Mandela and a legacy
In the passing of Nelson Mandela, among the tributes and the claims and counter-claims (remember, he was a terrorist/he was no saint/there was the Malcolm X side too you know), I found myself discussing what we thought during these years when we were young and Mandela was in prison. What did our parents say? Did they speak of South Africa? Did they approve of the regime there, take it for granted?

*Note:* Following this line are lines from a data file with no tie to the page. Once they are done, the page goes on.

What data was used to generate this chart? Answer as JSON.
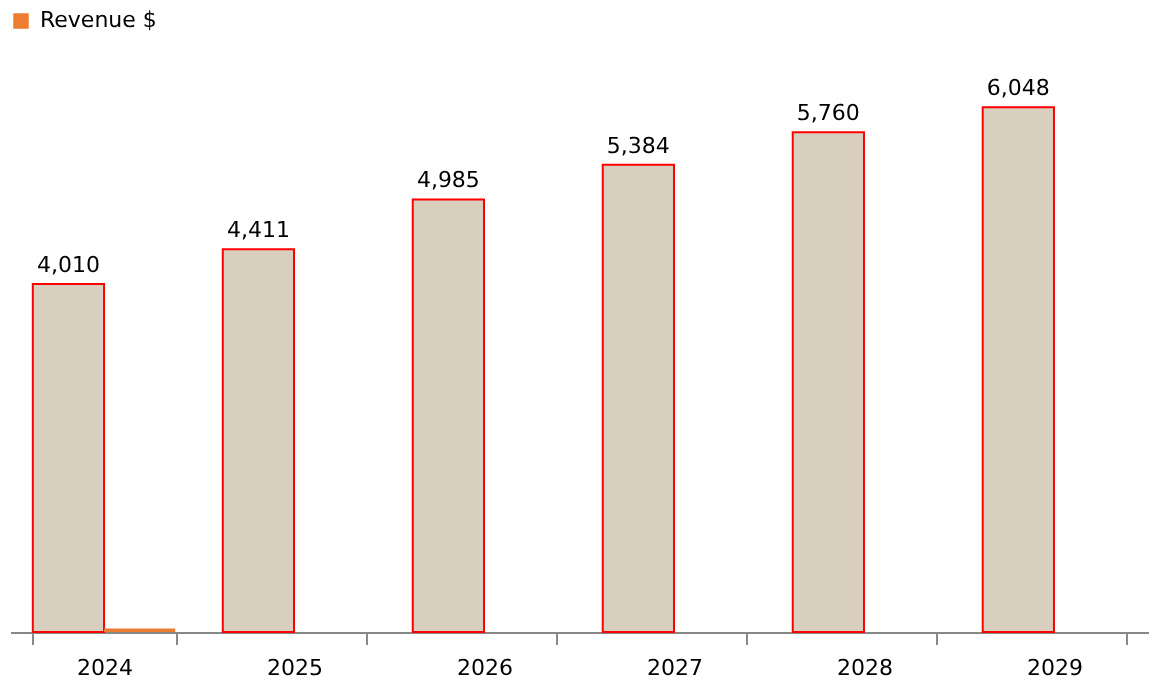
{
  "chart_data": {
    "type": "bar",
    "categories": [
      "2024",
      "2025",
      "2026",
      "2027",
      "2028",
      "2029"
    ],
    "series": [
      {
        "color": "#d8cfbe",
        "values": [
          4010,
          4411,
          4985,
          5384,
          5760,
          6048
        ],
        "value_labels": [
          "4,010",
          "4,411",
          "4,985",
          "5,384",
          "5,760",
          "6,048"
        ]
      },
      {
        "name": "Revenue $",
        "color": "#ed7d31",
        "values": [
          40,
          null,
          null,
          null,
          null,
          null
        ]
      }
    ],
    "legend": "top",
    "grid": false,
    "tick_labels": "x"
  }
}
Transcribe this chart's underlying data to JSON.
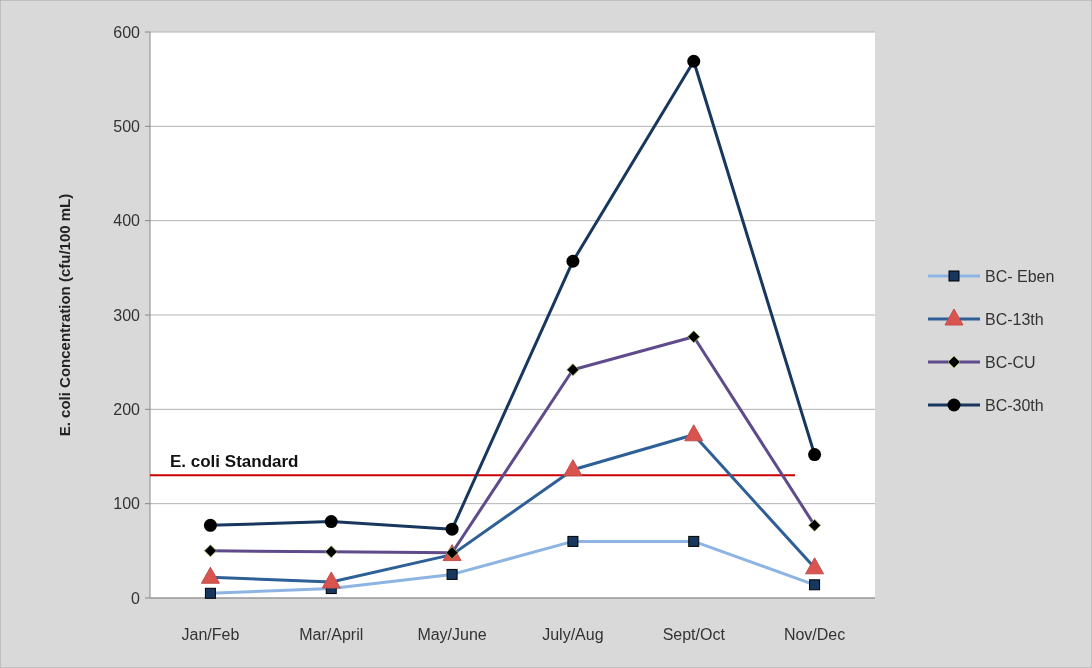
{
  "chart_data": {
    "type": "line",
    "ylabel": "E. coli Concentration (cfu/100 mL)",
    "categories": [
      "Jan/Feb",
      "Mar/April",
      "May/June",
      "July/Aug",
      "Sept/Oct",
      "Nov/Dec"
    ],
    "series": [
      {
        "name": "BC- Eben",
        "color": "#8db4e2",
        "marker": "square",
        "values": [
          5,
          10,
          25,
          60,
          60,
          14
        ]
      },
      {
        "name": "BC-13th",
        "color": "#2e5f96",
        "marker": "triangle",
        "values": [
          22,
          17,
          46,
          136,
          173,
          32
        ]
      },
      {
        "name": "BC-CU",
        "color": "#5f4b8b",
        "marker": "diamond",
        "values": [
          50,
          49,
          48,
          242,
          277,
          77
        ]
      },
      {
        "name": "BC-30th",
        "color": "#17375e",
        "marker": "circle",
        "values": [
          77,
          81,
          73,
          357,
          569,
          152
        ]
      }
    ],
    "ylim": [
      0,
      600
    ],
    "yticks": [
      0,
      100,
      200,
      300,
      400,
      500,
      600
    ],
    "grid": "y",
    "legend": "right",
    "ref_lines": [
      {
        "axis": "y",
        "value": 130,
        "label": "E. coli Standard",
        "color": "#cc0000"
      }
    ]
  }
}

My mother was born in Pretoria. She returned to Scotland as a young child, too young to have many memories other than the story that she had a nurse who dropped her once. But she had grown up with my grandmother’s stories - the stories of a young woman being sent a Cape ruby by a man she hadn’t seen for two years, with a proposal of marriage and instructions to get it set in an engagement ring, a young woman from the Aberdeenshire countryside who sailed off to be reunited with this man, marry him and live in a small house with a corrugated iron roof. She used to tell me of how she loved to visit “Jo’burg”, and how she stood her kitchen table with its feet in cans of petrol to deter the ants, and how she worried that her skin would turn yellow with too much sun. But in the end it wasn’t these irritations that drove them home; it was the day that the boy who brought their vegetables warned them that he probably wouldn’t be there the following week because he was going on a march with Mr Gandhi - and he was right. He was imprisoned, and that was that.

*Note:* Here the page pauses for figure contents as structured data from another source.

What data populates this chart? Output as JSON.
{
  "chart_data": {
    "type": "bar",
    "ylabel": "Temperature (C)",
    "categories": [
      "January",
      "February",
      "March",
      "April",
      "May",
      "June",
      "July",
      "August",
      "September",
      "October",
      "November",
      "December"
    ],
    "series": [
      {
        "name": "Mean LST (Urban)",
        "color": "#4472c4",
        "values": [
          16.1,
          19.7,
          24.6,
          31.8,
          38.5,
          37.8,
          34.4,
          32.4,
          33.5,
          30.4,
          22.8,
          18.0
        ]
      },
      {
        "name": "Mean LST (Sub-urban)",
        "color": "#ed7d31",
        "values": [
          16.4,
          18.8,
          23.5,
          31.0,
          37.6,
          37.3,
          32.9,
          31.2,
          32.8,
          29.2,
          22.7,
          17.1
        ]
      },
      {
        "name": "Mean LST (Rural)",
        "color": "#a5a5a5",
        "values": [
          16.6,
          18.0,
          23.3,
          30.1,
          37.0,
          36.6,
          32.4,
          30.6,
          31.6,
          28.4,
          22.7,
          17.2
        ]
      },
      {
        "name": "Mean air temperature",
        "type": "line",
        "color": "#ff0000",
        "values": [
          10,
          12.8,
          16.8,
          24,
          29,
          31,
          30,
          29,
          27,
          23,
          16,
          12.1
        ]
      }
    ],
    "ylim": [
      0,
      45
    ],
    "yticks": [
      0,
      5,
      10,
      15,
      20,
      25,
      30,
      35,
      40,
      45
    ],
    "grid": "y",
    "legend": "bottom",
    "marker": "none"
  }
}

So these stories came to me, from my mother and my grandmother, woven into the background of my own life. But they impinged more directly on two occasions. In 1961 - as far as I know - my mother had to choose whether to have South African or British citizenship, when South Africa left the Commonwealth. I remember my father joking about it, though there was really no doubt. It must have been shortly after that that she received a letter from a man she had been friendly with in the South African Club at University: could he bring his wife and daughter to visit, as they were about to visit the UK for the first time since the war? And so it was that they came and had afternoon tea in our house, all very polite and formal. (The man by this time was an Admiral in the South African navy, according to my father).
This was my first experience of a real, tension-inducing, verbal adult ... row. As I sat trying to make conversation with a girl of my own age whose Afrikaans accent was almost incomprehensible, I became aware that the adults’ voices were rising slightly, and not in the riotously jolly way I knew from my parents’ parties (mostly teachers). There was talk of “blacks” - even “Kaffirs” - and I could see that my father was about to launch one of his deadly diatribes. When it came, it was eloquent, short-lived and final. Our guests left. We tidied up the tea party while I learned exactly what the problem had been. For the first time in my life, aged 16 or so, I understood.

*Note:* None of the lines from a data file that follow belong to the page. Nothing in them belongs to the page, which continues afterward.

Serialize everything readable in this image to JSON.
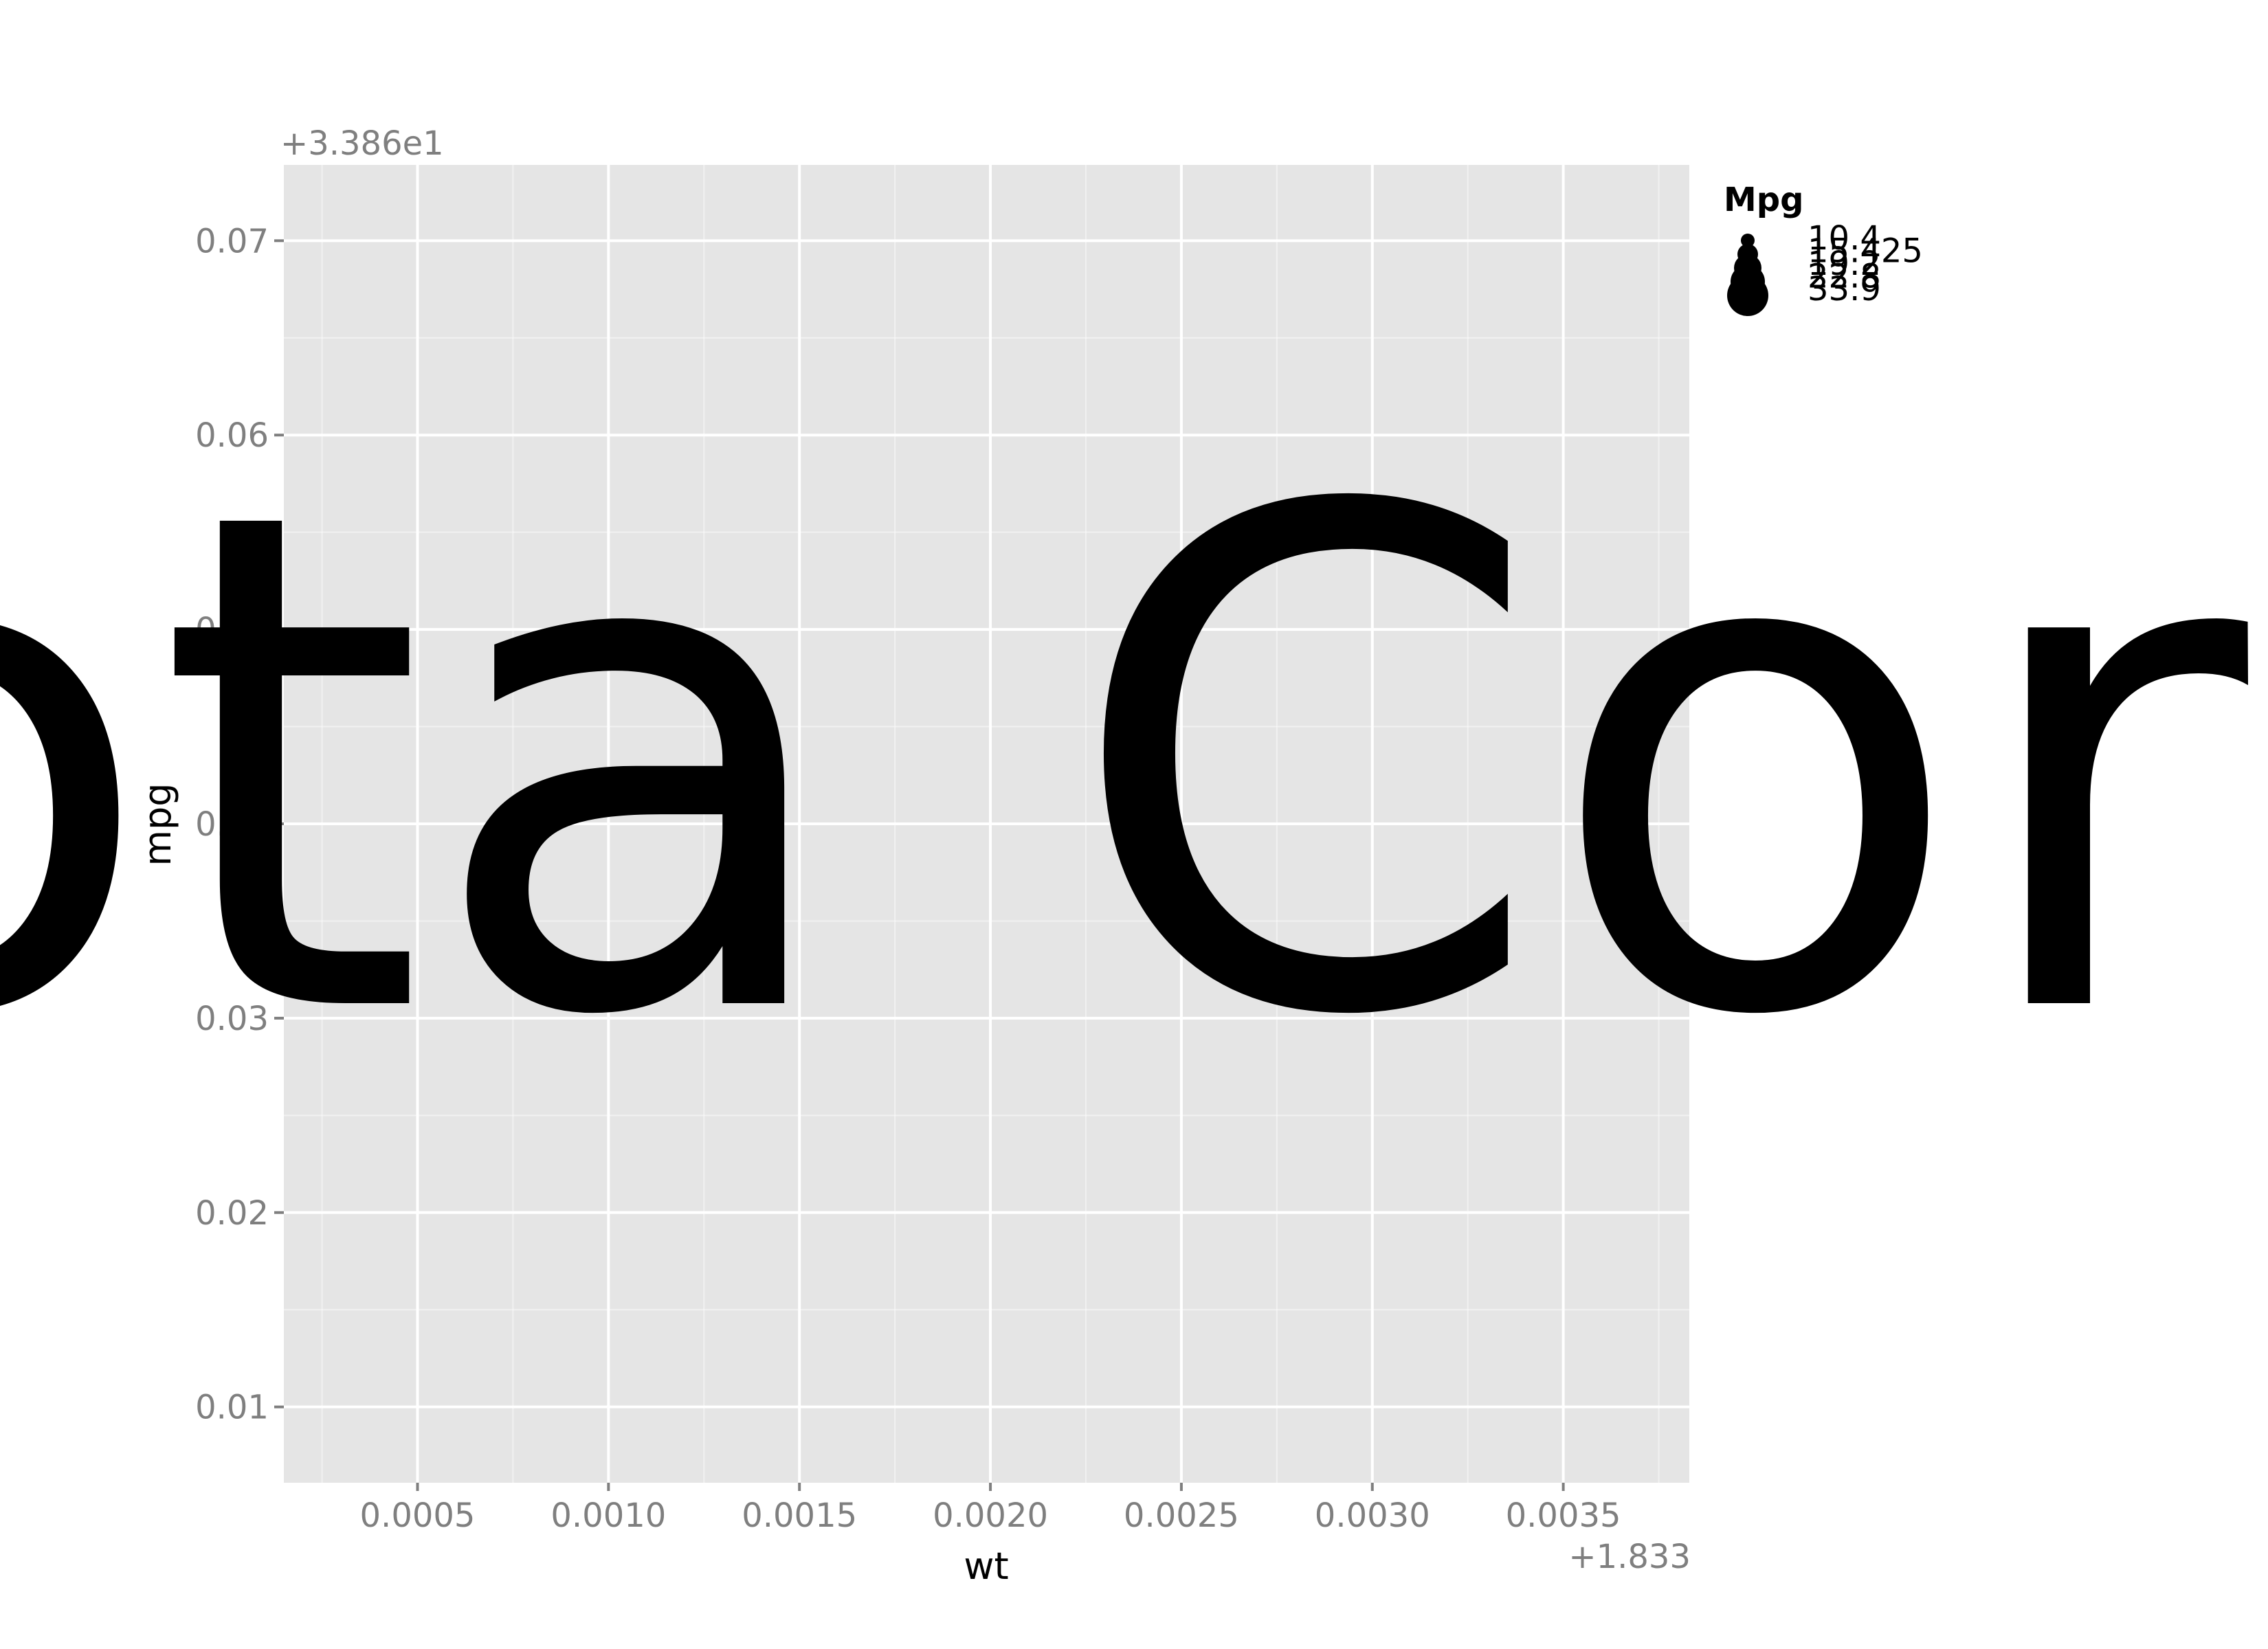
{
  "chart_data": {
    "type": "scatter",
    "title": "",
    "xlabel": "wt",
    "ylabel": "mpg",
    "x_offset_label": "+1.833",
    "y_offset_label": "+3.386e1",
    "xlim": [
      0.00015,
      0.00383
    ],
    "ylim": [
      0.0061,
      0.0739
    ],
    "x_ticks": [
      0.0005,
      0.001,
      0.0015,
      0.002,
      0.0025,
      0.003,
      0.0035
    ],
    "x_tick_labels": [
      "0.0005",
      "0.0010",
      "0.0015",
      "0.0020",
      "0.0025",
      "0.0030",
      "0.0035"
    ],
    "y_ticks": [
      0.01,
      0.02,
      0.03,
      0.04,
      0.05,
      0.06,
      0.07
    ],
    "y_tick_labels": [
      "0.01",
      "0.02",
      "0.03",
      "0.04",
      "0.05",
      "0.06",
      "0.07"
    ],
    "grid": true,
    "points": [],
    "legend": {
      "title": "Mpg",
      "placement": "right",
      "entries": [
        "10.4",
        "15.425",
        "19.2",
        "22.8",
        "33.9"
      ]
    },
    "background_color": "#e5e5e5",
    "grid_color": "#ffffff"
  },
  "overlay_text": "Toyota Corolla"
}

Understanding brought with it a recognition of how my home differed from that of many of my friends. My parents were left-wing Glasgow teachers, intellectuals who loved an argument, who expected their children to take an interest and join in meal-time discussion - though my mother always insisted that nothing too contentious was allowed to disrupt the digestive process. (By the time I left school I knew what an ad hominem argument was, and that it was an inferior form of debate.)
I know how fortunate I was. To grow up knowing that justice and debate and equality and self-knowledge and moral courage are part of the furniture, the fabric of one’s life - there is no gift I would rather have been given than that knowledge, and none that I would care more about passing on to my own family.
But that is for them to recognise, for I doubt if parents ever know.
Meanwhile, an era has passed and South Africa has to progress without the father who has watched over the country for the past quarter-century. Children, in fact, recognising their legacy.